Here, in the right café, convened by fate,
These true expatriates accumulate.
With oaths in ordinary wine, they swear
They would be writing if they were not there.
Artists and students, fierce in love and art,
Hate tourist-countrymen with all their heart;
Across the street in existential places,
Café de Flore and Deux Magots, fat faces
From San Francisco, Canton, Butte, and Lynn,
Pay higher prices and are drinking gin.
Here’s Spanish Moss, the southern novelist,
Whose accent is as boneless as his wrist;
Who hasn’t smelled magnolia since eighteen,
But mentions it in every magazine;
Whose novel’s hero was a mongoloid
Mulatto dwarf, of arms and legs devoid.
Dixie can make him cry, or so he says,
And shares this honor with the Marseillaise.
Once dedication filled his working hours,
But now old age, at thirty, robs his powers.
Next to him lounges bearded Ezra Ounce,
“A fraction of a Pound,” his foes pronounce.
Three years ago, a groping Ph.D.,
He heard that Europe nourished poetry.
By methods of research, he quickly found
That Paris had the climate most renowned.
It’s true he hasn’t written yet, alas,
Except his “Gay Paree,” which will not pass
A monthly column for the folks at home,
As adjectival as a Kodachrome.
Then Junior Miss, a Junior and a broad,
Two-fifths ingenuous, three-fifths a fraud,
Who tried in vain, for three long months of shaving,
To raise a beard and set all Paris raving.
Her arm surrounds the narrow, would-be bard,
And now and then she kisses him quite hard;
Yet Rumor, evil-mouth’d, has spread the news
That all this public loving is a ruse,
That Ezra Ounce and Junior Miss abide
In separate rooms at night, not side by side.
Elliott Sandalwood, whose ripe disdain
Blossoms against the ceiling, not to wane,
Is leader of the New Expatriates:
“Rich, Lewd, Untalented,” their epithets.
They hope to scavenge, in the right cafés,
Left-over genius from the palmy days.
In conversations over tea, he praises
Paul Bowles and Mrs.
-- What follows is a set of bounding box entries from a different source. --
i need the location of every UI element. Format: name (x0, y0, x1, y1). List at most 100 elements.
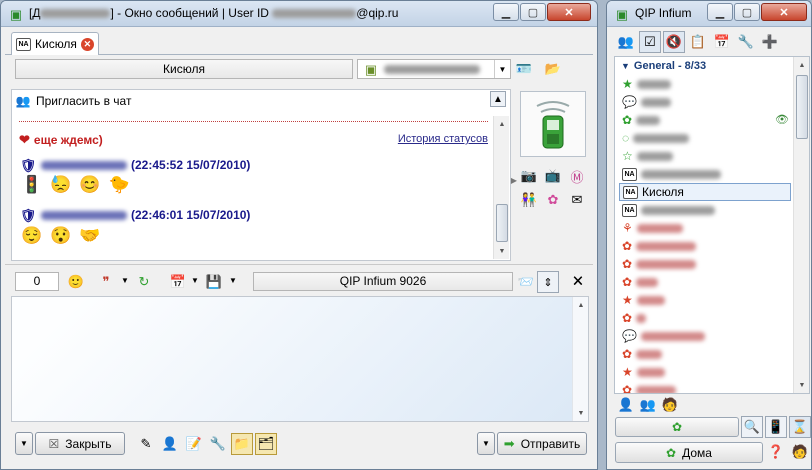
settings-icon[interactable]: 🔧 (735, 31, 757, 53)
invite-to-chat-button[interactable]: 👥 Пригласить в чат (14, 92, 132, 110)
contact-row[interactable]: 💬 (619, 327, 791, 345)
contact-row[interactable]: ✿ (619, 381, 791, 393)
contact-row[interactable]: NA (619, 165, 791, 183)
scroll-up-icon[interactable]: ▲ (494, 116, 510, 132)
contacts-icon[interactable]: 👫 (518, 189, 540, 211)
minimize-button[interactable]: ▁ (707, 3, 733, 21)
history-scrollbar[interactable]: ▲ ▼ (493, 116, 509, 259)
calendar-icon[interactable]: 📅 (711, 31, 733, 53)
na-status-icon: NA (623, 185, 638, 199)
scroll-thumb[interactable] (796, 75, 808, 139)
home-status-icon: ✿ (666, 445, 677, 460)
blurred-user-id (272, 9, 357, 19)
translit-icon[interactable]: ↻ (133, 271, 155, 293)
account-select[interactable]: ▣ ▼ (357, 59, 511, 79)
history-folder-icon[interactable]: 🗂 (255, 433, 277, 455)
chat-titlebar[interactable]: ▣ [Д] - Окно сообщений | User ID @qip.ru… (1, 1, 597, 27)
tab-close-icon[interactable]: ✕ (80, 37, 94, 51)
contact-row[interactable]: ✿ (619, 345, 791, 363)
find-user-icon[interactable]: 👥 (639, 395, 657, 413)
chat-window: ▣ [Д] - Окно сообщений | User ID @qip.ru… (0, 0, 598, 470)
maximize-button[interactable]: ▢ (520, 3, 546, 21)
menu-dropdown-button[interactable]: ▼ (15, 432, 33, 455)
close-button[interactable]: ☒ Закрыть (35, 432, 125, 455)
smiley-icon[interactable]: 🙂 (65, 271, 87, 293)
scroll-down-icon[interactable]: ▼ (794, 377, 809, 393)
mobile-icon[interactable]: 📱 (765, 416, 787, 438)
contact-row[interactable]: ✿ (619, 309, 791, 327)
splitter[interactable] (5, 264, 593, 267)
contact-row[interactable]: ✿ 👁 (619, 111, 791, 129)
contact-row-selected[interactable]: NA Кисюля (619, 183, 791, 201)
calendar-icon[interactable]: 📅 (167, 271, 189, 293)
close-tab-icon[interactable]: 🗙 (567, 271, 589, 293)
add-contact-icon[interactable]: ➕ (759, 31, 781, 53)
contact-row[interactable]: ★ (619, 291, 791, 309)
minimize-button[interactable]: ▁ (493, 3, 519, 21)
contact-card-icon[interactable]: 🪪 (513, 58, 535, 80)
maximize-button[interactable]: ▢ (734, 3, 760, 21)
expand-icon[interactable]: ⇕ (537, 271, 559, 293)
mail-m-icon[interactable]: Ⓜ (566, 165, 588, 187)
group-general[interactable]: ▼ General - 8/33 (615, 57, 809, 75)
scroll-thumb[interactable] (496, 204, 508, 242)
close-icon: ☒ (48, 436, 60, 451)
group-user-icon[interactable]: 🧑 (661, 395, 679, 413)
send-options-button[interactable]: ▼ (477, 432, 495, 455)
contacts-icon[interactable]: 👥 (615, 31, 637, 53)
search-icon[interactable]: 🔍 (741, 416, 763, 438)
send-file-icon[interactable]: 📨 (515, 271, 537, 293)
chevron-down-icon[interactable]: ▼ (121, 276, 129, 285)
quote-icon[interactable]: ❞ (95, 271, 117, 293)
scroll-down-icon[interactable]: ▼ (494, 243, 510, 259)
status-history-link[interactable]: История статусов (398, 133, 488, 145)
message-smiles-2: 😌 😯 🤝 (21, 226, 101, 246)
add-user-icon[interactable]: 👤 (617, 395, 635, 413)
folder-icon[interactable]: 📂 (542, 58, 564, 80)
close-window-button[interactable]: ✕ (547, 3, 591, 21)
question-icon[interactable]: ❓ (765, 441, 787, 463)
user-profile-icon[interactable]: 🧑 (789, 441, 811, 463)
contact-row[interactable]: NA (619, 201, 791, 219)
message-time: (22:46:01 15/07/2010) (131, 208, 251, 222)
contact-list-scrollbar[interactable]: ▲ ▼ (793, 57, 809, 393)
tools-icon[interactable]: 🔧 (207, 433, 229, 455)
contact-row[interactable]: ✿ (619, 255, 791, 273)
contact-row[interactable]: ★ (619, 75, 791, 93)
contact-row[interactable]: ⚘ (619, 219, 791, 237)
status-home-button[interactable]: ✿ Дома (615, 442, 763, 463)
chevron-down-icon[interactable]: ▼ (229, 276, 237, 285)
status-selector[interactable]: ✿ (615, 417, 739, 437)
tab-kisyulya[interactable]: NA Кисюля ✕ (11, 32, 99, 55)
scroll-down-icon[interactable]: ▼ (573, 405, 589, 421)
scroll-up-icon[interactable]: ▲ (794, 57, 809, 73)
close-window-button[interactable]: ✕ (761, 3, 807, 21)
contact-row[interactable]: 💬 (619, 93, 791, 111)
history-icon[interactable]: 📋 (687, 31, 709, 53)
contact-row[interactable]: ◌ (619, 129, 791, 147)
chevron-down-icon[interactable]: ▼ (494, 60, 510, 78)
camera-icon[interactable]: 📷 (518, 165, 540, 187)
scroll-up-icon[interactable]: ▲ (573, 297, 589, 313)
envelope-icon[interactable]: ✉ (566, 189, 588, 211)
show-offline-icon[interactable]: ☑ (639, 31, 661, 53)
contact-row[interactable]: ☆ (619, 147, 791, 165)
tv-icon[interactable]: 📺 (542, 165, 564, 187)
chevron-down-icon[interactable]: ▼ (191, 276, 199, 285)
send-button[interactable]: ➡ Отправить (497, 432, 587, 455)
qip-titlebar[interactable]: ▣ QIP Infium ▁ ▢ ✕ (607, 1, 811, 27)
sound-mute-icon[interactable]: 🔇 (663, 31, 685, 53)
save-icon[interactable]: 💾 (203, 271, 225, 293)
contact-row[interactable]: ✿ (619, 273, 791, 291)
flower-icon[interactable]: ✿ (542, 189, 564, 211)
notes-icon[interactable]: 📝 (183, 433, 205, 455)
collapse-icon[interactable]: ▲ (490, 91, 506, 107)
user-info-icon[interactable]: 👤 (159, 433, 181, 455)
pencil-icon[interactable]: ✎ (135, 433, 157, 455)
message-input[interactable]: ▲ ▼ (11, 296, 589, 422)
input-scrollbar[interactable]: ▲ ▼ (572, 297, 588, 421)
folder-toggle-icon[interactable]: 📁 (231, 433, 253, 455)
contact-row[interactable]: ★ (619, 363, 791, 381)
contact-row[interactable]: ✿ (619, 237, 791, 255)
hourglass-icon[interactable]: ⌛ (789, 416, 811, 438)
Ward in chosen phrases,
And keeps a drawer of scented woods for smelling,
And one of silks whose texture is compelling.
Beside him, and beside himself with drink,
Slumps withered Eld, who only moves to blink.
Survivor of the parties of that day
When Scott, Ernest and Dos were making hay,
He sits befogged among these odds and ends
Who build themselves on novels by his friends.
In nineteen-twenty-five he was the man
Who drank with writers, good or bad, by plan,
And called them by their nicknames in his prime,
And meant to write, but never found the time.
By grace of Guggenheim imported here
To write an ageless novel in a year,
The teacher Bald sat in a little while
But left to write, with someone else’s style.
Industrious, he follows all the fashions;
Eight years ago he trimmed his sordid passions
And wrote a Trollope novel for the boom,
Then turned around and pillaged Melville’s tomb,
And now begins on twentieth century names
By stealing from the later Henry James.
So sat the clever group. So sags each day,
And only closing time takes them away,
Down St. Germain to sleep on unmade beds
Where drunken sleep will rest their restless heads.
Across the street, their crude forefathers sit,
Beneath their scorn, oblivious of it,
And watch the bearded corduroys that pass
As Paris scenery beyond the glass.
An ass whose two long heads are set apart
Will not suspect it functions with one heart.